If you have often asked yourself why a song that is not so happy in itself as the final song "For the rain it raineth every day" ends "What you want", this perhaps most bitterly angry comedy by Shakespeare, you don't get much smarter in the current production in Vienna's Kammerspiele in der Josefstadt.

After all, Maria Bill as the sad clown sings various songs beforehand, mostly in tango rhythm, mostly in Italian or Spanish.

In any case, the German versions are all printed in the program booklet for the performance.

Certainly not meant to sing along!

At least on the night of the premiere nobody dared to do that.

The director Torsten Fischer and the dramaturge Herbert Schäfer (the latter was also responsible for the stage and costumes together with Vasilis Triantafillopoulos) immediately took on a new version of the Shakespeare text and brought a rather exciting version to the rather small stage.

Of course, the basic framework remains intact.

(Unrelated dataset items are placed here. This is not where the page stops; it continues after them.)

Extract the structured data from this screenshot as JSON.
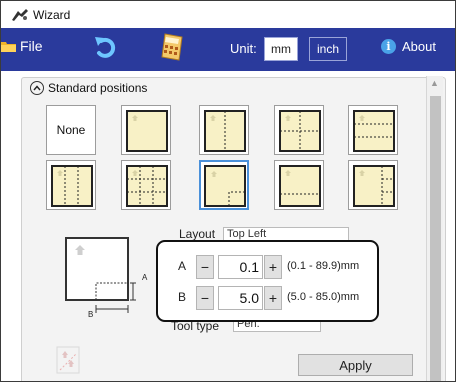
{
  "window": {
    "title": "Wizard"
  },
  "toolbar": {
    "file_label": "File",
    "unit_label": "Unit:",
    "unit_mm": "mm",
    "unit_inch": "inch",
    "selected_unit": "mm",
    "about_label": "About",
    "background_color": "#2a3a9c",
    "icons": [
      "folder-icon",
      "undo-icon",
      "calculator-icon",
      "info-icon"
    ]
  },
  "section": {
    "title": "Standard positions",
    "tiles": [
      {
        "label": "None",
        "selected": false
      },
      {
        "label": "",
        "selected": false
      },
      {
        "label": "",
        "selected": false
      },
      {
        "label": "",
        "selected": false
      },
      {
        "label": "",
        "selected": false
      },
      {
        "label": "",
        "selected": false
      },
      {
        "label": "",
        "selected": false
      },
      {
        "label": "",
        "selected": true
      },
      {
        "label": "",
        "selected": false
      },
      {
        "label": "",
        "selected": false
      }
    ]
  },
  "layout_field": {
    "label": "Layout",
    "value": "Top Left"
  },
  "tool_type_field": {
    "label": "Tool type",
    "value": "Pen."
  },
  "preview": {
    "label_a": "A",
    "label_b": "B"
  },
  "margins": {
    "a": {
      "label": "A",
      "value": "0.1",
      "range": "(0.1 - 89.9)mm",
      "minus": "−",
      "plus": "+"
    },
    "b": {
      "label": "B",
      "value": "5.0",
      "range": "(5.0 - 85.0)mm",
      "minus": "−",
      "plus": "+"
    }
  },
  "apply_label": "Apply",
  "colors": {
    "tile_fill": "#f8f1c6",
    "selected_border": "#4a90d9"
  }
}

The twin siblings Viola and Sebastian are separated in a shipwreck off the coast of legendary Illyria, washed ashore, rescued by different people and immediately involved in more or less elaborate love intrigues without knowing about each other.

Orsino, the Duke of Illyria, has his eye on Countess Olivia, who, after heavy family losses, does not want to hear about marriage proposals.

When Viola, now called "Cesario" because she feels safer as a man in foreign lands, wants to deliver Orsino's message to Olivia, she falls in love with her.

At the same time, the Countess uncle Sir Toby, his drinking buddy Sir Andrew and her maid Maria are having fun with Malvolio, their ambitious, well, in this version: butler.

you know,

There is only one woman on board

Plays the original "Twelfe Night, Or: What you will", written around 1601 (a first performance is noted for the beginning of 1602 in the diaries of the English lawyer John Manningham) in an astonishingly cheeky way with gender roles and status clichés, fishermen and shepherds build this into the Kammerspiele even further.

As is well known, no actresses were allowed to enter the more prominent stages at that time, so men played women's roles.

Which, in Viola's case, might provide additional entertainment.

Here Maria Bill is the only woman on board, but in the role of a fool.

All other characters, male or female, are portrayed by men.

Claudius von Stolzmann, for example, plays Duke Orsino, mostly with his upper body bare, but he definitely feels attracted to "Cesario", i.e. Viola, who in turn is played by Julian Valerio Rehrl.

The situation in Olivia's house is similar - Martin Niedermair, as the countess, also becomes "Cesario", and towards the end she is married to Sebastian (of course played by Julian Valerio Rehrl).

It all works fairly well and, most gratifyingly, while highly entertaining, yes, hilariously funny at times, but never by poking fun at the confused gender roles.

gold right

And then there are the drunkards!

In the Fischer-Schäfer adaptation, they empty countless glasses, yes, whole bottles of whiskey and insult each other and everyone else rudely - they were already abusive with Shakespeare, but not quite as badly.

Allied with housemaid Maria, who has Alexander Stromer deep in his bones, whether it's vacuuming or screwing Malvolio, Robert Joseph Bartl as Sir Toby Belch and Matthias Franz Stein as Sir Andrew Aguecheek have been credited with some of the best performances of the evening.

Possibly aimed at the audience of the Kammerspiele, who are traditionally more than fifty years old, they appear as extremely convincing copies of Laurel and Hardy, right down to the voices and the bowler hats.

The ingenious highlight is the parody of a legendary dance performance by the British-American comedy duo.

For this effort alone one can wish the production many sold-out evenings.

In any case, the premiere audience thanked them with thunderous, long-lasting applause.